京都府における風俗営業の保全対象施設について

風俗営業等の規制及び業務の適正化等に関する法律(以下、風営法)では、キャバクラ、お茶屋、料理屋及びホストクラブ等の社交飲食店、雀荘、ぱちんこ店並びにゲームセンター等を風俗営業として規制しています。
弊所は京都市東山区をはじめ京都府の各地において申請実績を有しますが、風俗営業許可の申請の際に最も高いハードルとなるのが営業所を設置する場所に関する規制であり、風俗営業は「どこに店を構えるか」が重要なキーポイントになることを実感しています。
特に「保全対象施設」と言われる施設の存在は、これから風俗営業をはじめようとされる方にとって、許可を取得する上での最大のハードルとなります。
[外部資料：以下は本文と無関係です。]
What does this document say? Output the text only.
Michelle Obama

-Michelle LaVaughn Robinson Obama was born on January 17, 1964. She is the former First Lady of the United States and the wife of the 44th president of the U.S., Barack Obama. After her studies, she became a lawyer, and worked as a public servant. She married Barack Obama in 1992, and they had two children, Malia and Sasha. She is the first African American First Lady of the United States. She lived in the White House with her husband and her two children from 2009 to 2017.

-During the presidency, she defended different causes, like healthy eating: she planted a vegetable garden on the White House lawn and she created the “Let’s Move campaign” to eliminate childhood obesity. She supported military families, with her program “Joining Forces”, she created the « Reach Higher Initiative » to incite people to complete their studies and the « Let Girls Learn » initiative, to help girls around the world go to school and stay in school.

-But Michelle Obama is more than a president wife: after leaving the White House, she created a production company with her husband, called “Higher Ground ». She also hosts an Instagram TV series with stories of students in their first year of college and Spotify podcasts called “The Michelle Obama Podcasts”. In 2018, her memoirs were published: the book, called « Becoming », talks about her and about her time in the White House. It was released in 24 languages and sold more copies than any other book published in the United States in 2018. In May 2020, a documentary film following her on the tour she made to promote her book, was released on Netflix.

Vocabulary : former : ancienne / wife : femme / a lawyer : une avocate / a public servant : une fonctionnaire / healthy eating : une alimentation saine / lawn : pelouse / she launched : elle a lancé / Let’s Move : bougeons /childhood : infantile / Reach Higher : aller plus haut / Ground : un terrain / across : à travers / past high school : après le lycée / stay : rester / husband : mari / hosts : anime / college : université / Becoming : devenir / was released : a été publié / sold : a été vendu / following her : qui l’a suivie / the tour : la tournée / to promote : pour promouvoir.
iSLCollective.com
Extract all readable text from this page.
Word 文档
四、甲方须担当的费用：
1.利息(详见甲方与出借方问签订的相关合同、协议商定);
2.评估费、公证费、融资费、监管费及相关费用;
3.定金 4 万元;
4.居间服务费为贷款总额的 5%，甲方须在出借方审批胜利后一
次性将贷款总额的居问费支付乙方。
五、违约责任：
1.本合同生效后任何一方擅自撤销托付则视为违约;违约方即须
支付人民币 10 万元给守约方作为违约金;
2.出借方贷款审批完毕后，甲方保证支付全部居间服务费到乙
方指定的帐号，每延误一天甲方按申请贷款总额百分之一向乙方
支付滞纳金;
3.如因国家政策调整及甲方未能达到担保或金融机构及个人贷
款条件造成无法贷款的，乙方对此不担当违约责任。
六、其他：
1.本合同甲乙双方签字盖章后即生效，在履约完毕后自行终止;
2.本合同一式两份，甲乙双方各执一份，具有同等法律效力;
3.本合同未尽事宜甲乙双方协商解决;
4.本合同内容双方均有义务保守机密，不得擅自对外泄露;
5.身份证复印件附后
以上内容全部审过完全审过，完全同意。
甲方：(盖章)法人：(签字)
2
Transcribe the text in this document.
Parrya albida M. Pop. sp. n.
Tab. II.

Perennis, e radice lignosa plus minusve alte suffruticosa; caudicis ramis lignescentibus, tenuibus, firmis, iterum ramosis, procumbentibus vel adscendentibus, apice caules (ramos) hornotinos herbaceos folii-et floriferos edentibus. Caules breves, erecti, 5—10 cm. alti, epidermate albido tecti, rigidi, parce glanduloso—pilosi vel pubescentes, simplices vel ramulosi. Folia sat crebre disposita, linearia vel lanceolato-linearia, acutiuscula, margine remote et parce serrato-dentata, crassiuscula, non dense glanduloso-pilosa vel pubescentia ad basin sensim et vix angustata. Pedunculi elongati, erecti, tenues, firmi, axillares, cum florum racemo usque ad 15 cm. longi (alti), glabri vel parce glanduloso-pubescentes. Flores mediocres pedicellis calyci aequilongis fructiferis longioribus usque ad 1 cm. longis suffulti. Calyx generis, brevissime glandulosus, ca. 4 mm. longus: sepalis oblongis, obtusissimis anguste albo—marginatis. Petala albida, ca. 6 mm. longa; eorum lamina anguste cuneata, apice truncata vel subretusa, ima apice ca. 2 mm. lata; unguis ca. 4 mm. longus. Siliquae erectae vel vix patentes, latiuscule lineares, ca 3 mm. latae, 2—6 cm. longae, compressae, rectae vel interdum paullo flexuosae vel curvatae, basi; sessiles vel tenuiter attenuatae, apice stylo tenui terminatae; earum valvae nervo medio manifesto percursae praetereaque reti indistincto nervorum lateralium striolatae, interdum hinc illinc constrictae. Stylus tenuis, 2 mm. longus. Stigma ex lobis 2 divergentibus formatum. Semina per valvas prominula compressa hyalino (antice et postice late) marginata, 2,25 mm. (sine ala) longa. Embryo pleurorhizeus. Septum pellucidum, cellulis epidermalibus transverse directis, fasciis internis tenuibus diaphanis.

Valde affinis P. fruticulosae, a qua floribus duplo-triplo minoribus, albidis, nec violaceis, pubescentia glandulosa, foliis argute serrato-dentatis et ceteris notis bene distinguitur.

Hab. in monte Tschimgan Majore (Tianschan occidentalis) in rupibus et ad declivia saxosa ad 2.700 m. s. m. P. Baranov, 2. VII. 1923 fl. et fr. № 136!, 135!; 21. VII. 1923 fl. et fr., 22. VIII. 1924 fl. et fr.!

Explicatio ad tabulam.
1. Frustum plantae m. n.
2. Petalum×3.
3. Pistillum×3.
せっかく良い物件に巡り会えても、その場所がそもそも営業を禁止されている区域であれば元も子もありません。このようなことを回避するため、まずは営業所を設置する場所が風俗営業を行うことができる区域に該当するかどうかをしっかりと確認し、慎重に物件を選択するように心がけましょう。
時折、「この場所で風俗営業はできますか?」という内容のお問い合わせをいただくこともありますが、気軽に回答することができる事項ではなく、責任や作業負担も大きいため、申請代行までをサポートする場合を除き、無料相談の内容には含めていません。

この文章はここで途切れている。